Given the following tables and their content definitions,
###Tables
{tables}

Tell me which tables would be necessary to query with SQL to address the user's question below.
Return the table names clearly.
###User Question:
{question}
"""

# Example Scenario (Version 1)
scenario1 = "List all employees who earned more than $100,000 in 2023 and their educational qualifications."
prompt1 = prompt_question_tables.format(tables=text_tables, question=scenario1)

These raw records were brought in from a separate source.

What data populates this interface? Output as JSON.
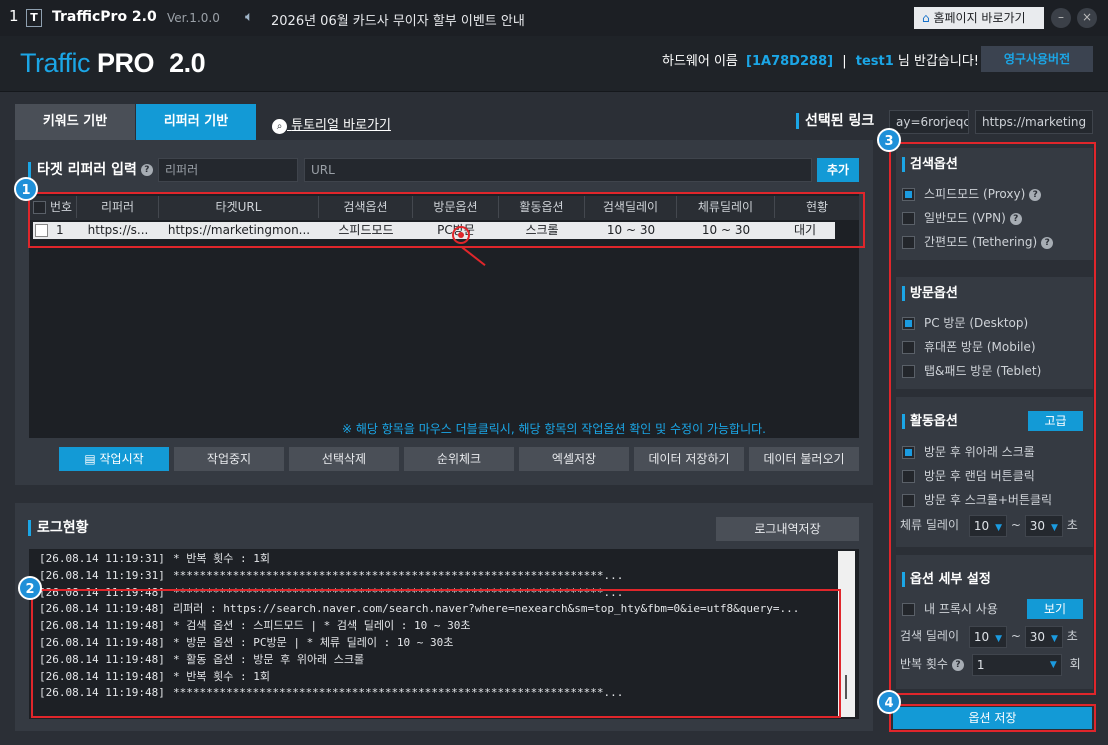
{
  "window": {
    "number": "1",
    "app_name": "TrafficPro 2.0",
    "version": "Ver.1.0.0",
    "notice": "2026년 06월 카드사 무이자 할부 이벤트 안내",
    "home_button": "홈페이지 바로가기"
  },
  "header": {
    "logo_traffic": "Traffic",
    "logo_pro": "PRO",
    "logo_ver": "2.0",
    "hw_label": "하드웨어 이름",
    "hw_id": "[1A78D288]",
    "sep": "|",
    "user": "test1",
    "greet": "님 반갑습니다!",
    "license_button": "영구사용버전"
  },
  "tabs": {
    "keyword": "키워드 기반",
    "referrer": "리퍼러 기반",
    "tutorial": "튜토리얼 바로가기"
  },
  "selected_link": {
    "label": "선택된 링크",
    "field1": "ay=6rorjeqc",
    "field2": "https://marketing"
  },
  "target": {
    "label": "타겟 리퍼러 입력",
    "ref_placeholder": "리퍼러",
    "url_placeholder": "URL",
    "add_button": "추가"
  },
  "table": {
    "headers": [
      "번호",
      "리퍼러",
      "타겟URL",
      "검색옵션",
      "방문옵션",
      "활동옵션",
      "검색딜레이",
      "체류딜레이",
      "현황"
    ],
    "rows": [
      {
        "no": "1",
        "referrer": "https://s...",
        "url": "https://marketingmon...",
        "search": "스피드모드",
        "visit": "PC방문",
        "activity": "스크롤",
        "search_delay": "10 ~ 30",
        "stay_delay": "10 ~ 30",
        "status": "대기"
      }
    ],
    "hint": "※ 해당 항목을 마우스 더블클릭시, 해당 항목의 작업옵션 확인 및 수정이 가능합니다."
  },
  "actions": {
    "start": "작업시작",
    "stop": "작업중지",
    "delete": "선택삭제",
    "rank": "순위체크",
    "excel": "엑셀저장",
    "save_data": "데이터 저장하기",
    "load_data": "데이터 불러오기"
  },
  "log": {
    "title": "로그현황",
    "save_button": "로그내역저장",
    "lines": [
      {
        "time": "[26.08.14 11:19:31]",
        "msg": "* 반복 횟수 : 1회"
      },
      {
        "time": "[26.08.14 11:19:31]",
        "msg": "*****************************************************************..."
      },
      {
        "time": "[26.08.14 11:19:48]",
        "msg": "*****************************************************************..."
      },
      {
        "time": "[26.08.14 11:19:48]",
        "msg": "리퍼러 : https://search.naver.com/search.naver?where=nexearch&sm=top_hty&fbm=0&ie=utf8&query=..."
      },
      {
        "time": "[26.08.14 11:19:48]",
        "msg": "* 검색 옵션 : 스피드모드 | * 검색 딜레이 : 10 ~ 30초"
      },
      {
        "time": "[26.08.14 11:19:48]",
        "msg": "* 방문 옵션 : PC방문 | * 체류 딜레이 : 10 ~ 30초"
      },
      {
        "time": "[26.08.14 11:19:48]",
        "msg": "* 활동 옵션 : 방문 후 위아래 스크롤"
      },
      {
        "time": "[26.08.14 11:19:48]",
        "msg": "* 반복 횟수 : 1회"
      },
      {
        "time": "[26.08.14 11:19:48]",
        "msg": "*****************************************************************..."
      }
    ]
  },
  "badges": [
    "1",
    "2",
    "3",
    "4"
  ],
  "options": {
    "search": {
      "title": "검색옵션",
      "items": [
        {
          "label": "스피드모드 (Proxy)",
          "checked": true
        },
        {
          "label": "일반모드 (VPN)",
          "checked": false
        },
        {
          "label": "간편모드 (Tethering)",
          "checked": false
        }
      ]
    },
    "visit": {
      "title": "방문옵션",
      "items": [
        {
          "label": "PC 방문 (Desktop)",
          "checked": true
        },
        {
          "label": "휴대폰 방문 (Mobile)",
          "checked": false
        },
        {
          "label": "탭&패드 방문 (Teblet)",
          "checked": false
        }
      ]
    },
    "activity": {
      "title": "활동옵션",
      "advanced": "고급",
      "items": [
        {
          "label": "방문 후 위아래 스크롤",
          "checked": true
        },
        {
          "label": "방문 후 랜덤 버튼클릭",
          "checked": false
        },
        {
          "label": "방문 후 스크롤+버튼클릭",
          "checked": false
        }
      ],
      "stay_label": "체류 딜레이",
      "stay_min": "10",
      "stay_max": "30",
      "tilde": "~",
      "unit": "초"
    },
    "detail": {
      "title": "옵션 세부 설정",
      "proxy_label": "내 프록시 사용",
      "view_button": "보기",
      "search_delay_label": "검색 딜레이",
      "sd_min": "10",
      "sd_max": "30",
      "tilde": "~",
      "unit": "초",
      "repeat_label": "반복 횟수",
      "repeat_value": "1",
      "repeat_unit": "회"
    },
    "save_button": "옵션 저장"
  },
  "colors": {
    "accent": "#139ad6",
    "highlight": "#e0262b"
  }
}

# Query GPT for scenario 1
response1 = query_gpt(prompt1)

# Print GPT response
print("Scenario 1 Response:", response1)

# Example Query (Version 2)
scenario2 = "Identify employees working in the 'Engineering' department who have attended Ivy League universities."
prompt2 = prompt_question_tables.format(tables=text_tables, question=scenario2)

# Query GPT for scenario 2
response2 = query_gpt(prompt2)

# Print GPT response
print("Scenario 2 Response:", response2)

Scenario 1 Response: To address the user's question, the following tables would be necessary to query with SQL:
1. employees
2. salary
3. studies
Scenario 2 Response: To address the user's question, the following tables would be necessary to query with SQL:
1. employees
2. studies

These tables will provide the necessary information to identify employees working in the 'Engineering' department who have attended Ivy League universities.


## Summary Report on GPT Prompting with SQL Queries

## Findings

Two different SQL-related scenarios were tested to evaluate how clearly and accurately GPT could identify the required database tables based on provided descriptions.

## Scenario 1
The query asked GPT to identify tables necessary for listing employees earning above $100,000 in 2023 and their educational qualifications. GPT correctly identified the tables:
- `employees`
- `salary`
- `studies`

The response was precise, accurate, and complete, aligning well with expectations.

## Scenario 2
The query requested GPT to identify employees from the 'Engineering' department who attended Ivy League universities. GPT correctly identified:
- `employees`
- `studies`

This scenario demonstrated GPT's strong contextual understanding and ability to filter relevant tables based on content descriptions.

## Variations and Issues
No significant hallucinations or incorrect identifications occurred in these specific test cases. Both prompts were clear enough that GPT responded accurately. However, GPT might occasionally misinterpret ambiguous queries, highlighting the importance of clear and explicit wording in prompts.

## Lessons Learned
- Clearly structured and detailed table descriptions significantly improve GPT's ability to provide accurate responses.
- GPT reliably identifies relevant tables if scenarios are straightforward and clearly described.
- Ambiguous queries or insufficient context might lead to inaccuracies; thus, precision in prompting is essential.

Overall, GPT effectively handled these scenarios, demonstrating strong potential as a supportive tool in database query planning and preliminary analysis.